Thanks to Stephen Bullon for drawing my attention to the BBC TV programme University Challenge, which this week had a question requiring the identification of Shakespearean plays from IPA transcriptions of quotations from them. (If you are in the UK you can still, for the next day or two, access this episode on the iPlayer. From about 8:00 in.) It started off well enough, except perhaps that Jeremy Paxman, the questionmaster, characterized this starter question test as “rendered into phonetic English”. (As opposed, we might ask, to what other kind of English? Better, “transcribed into phonetic symbols”.) A member of the Balliol team correctly recognized “Beware the Ides of March” as coming from Julius Caesar.

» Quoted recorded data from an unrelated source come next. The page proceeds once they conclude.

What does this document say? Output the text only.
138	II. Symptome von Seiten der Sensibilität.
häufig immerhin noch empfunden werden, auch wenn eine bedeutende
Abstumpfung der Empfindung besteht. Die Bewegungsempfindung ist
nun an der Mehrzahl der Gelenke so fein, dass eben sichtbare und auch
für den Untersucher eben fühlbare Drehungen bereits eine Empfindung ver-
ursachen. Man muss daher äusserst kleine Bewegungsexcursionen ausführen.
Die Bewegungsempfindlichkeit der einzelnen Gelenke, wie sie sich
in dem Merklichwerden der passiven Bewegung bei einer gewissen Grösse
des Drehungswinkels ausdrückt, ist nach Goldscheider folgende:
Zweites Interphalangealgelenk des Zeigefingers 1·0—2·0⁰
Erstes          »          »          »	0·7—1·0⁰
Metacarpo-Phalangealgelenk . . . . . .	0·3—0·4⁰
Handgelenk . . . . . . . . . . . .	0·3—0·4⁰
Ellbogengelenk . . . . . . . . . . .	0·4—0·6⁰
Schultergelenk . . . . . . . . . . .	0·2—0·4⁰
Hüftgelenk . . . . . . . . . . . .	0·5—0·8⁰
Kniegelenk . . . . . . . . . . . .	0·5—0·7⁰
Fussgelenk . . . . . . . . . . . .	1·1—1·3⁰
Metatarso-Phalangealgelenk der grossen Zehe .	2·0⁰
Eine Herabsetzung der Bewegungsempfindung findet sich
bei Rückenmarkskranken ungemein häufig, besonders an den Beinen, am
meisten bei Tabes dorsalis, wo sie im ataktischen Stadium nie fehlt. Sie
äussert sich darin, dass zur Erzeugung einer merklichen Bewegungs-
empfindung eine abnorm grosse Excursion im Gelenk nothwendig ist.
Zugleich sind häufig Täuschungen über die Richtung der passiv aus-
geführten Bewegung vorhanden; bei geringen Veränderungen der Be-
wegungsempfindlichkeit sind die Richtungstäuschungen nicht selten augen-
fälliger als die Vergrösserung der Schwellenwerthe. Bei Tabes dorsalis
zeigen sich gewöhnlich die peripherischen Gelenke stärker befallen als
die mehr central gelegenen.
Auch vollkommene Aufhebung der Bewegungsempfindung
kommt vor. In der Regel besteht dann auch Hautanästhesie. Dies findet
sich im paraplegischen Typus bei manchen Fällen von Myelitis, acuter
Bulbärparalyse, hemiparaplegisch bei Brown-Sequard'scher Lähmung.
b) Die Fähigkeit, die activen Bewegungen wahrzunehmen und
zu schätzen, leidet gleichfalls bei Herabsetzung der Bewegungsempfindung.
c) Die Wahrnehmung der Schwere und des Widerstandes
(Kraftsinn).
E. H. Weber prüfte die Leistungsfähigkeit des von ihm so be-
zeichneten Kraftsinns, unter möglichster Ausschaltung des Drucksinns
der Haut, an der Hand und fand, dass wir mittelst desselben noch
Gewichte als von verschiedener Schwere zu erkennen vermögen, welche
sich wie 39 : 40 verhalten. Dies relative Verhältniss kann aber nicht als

But the follow-up “picture questions” were rather shocking. What do you make of this? OK, it’s “I know a bank where the wild thyme blows…”. But what kind of accent is this? Is it some kind of American or Irish English, with ɑ rather than ɒ for the LOT vowel in oxlips and nodding? Well, no, because it’s non-rhotic. Why is it so oddly transcribed? Why is the TRAP vowel rendered as æ in bank and and but as a in over-canopied? You can make a case for writing the PRICE diphthong as aj, but not for writing it indifferently as aj, ai and ɑj in just four lines. It gets worse. OK, here line 1 is still non-rhotic, but then we go rhotic. No problem. But what on earth is waːnd itsɛlf? Turns out it’s meant to be wound itself. Strangely, the last transcript offered was fine (though we might quibble about inconsistent stress marking, not to mention prevocalic tə alongside preconsonantal tu).
How could it happen that the BBC, in this prestigious programme aimed at a highly literate demographic, could make such a mess of simple phonetic transcription? The second and third screens were worse than average beginners, doing their very first transcription exercise, would come up with.
Yet the BBC, in its Pronunciation Unit, employs three highly qualified phoneticians, any one of whom could in ten minutes have supplied accurate transcriptions for the programme.
I think that using ignorant amateurs to set questions for a university-level quiz on national television is nothing short of scandalous.
[Since writing this, I have just noticed that John Maidment has said much the same thing in his blog, too.]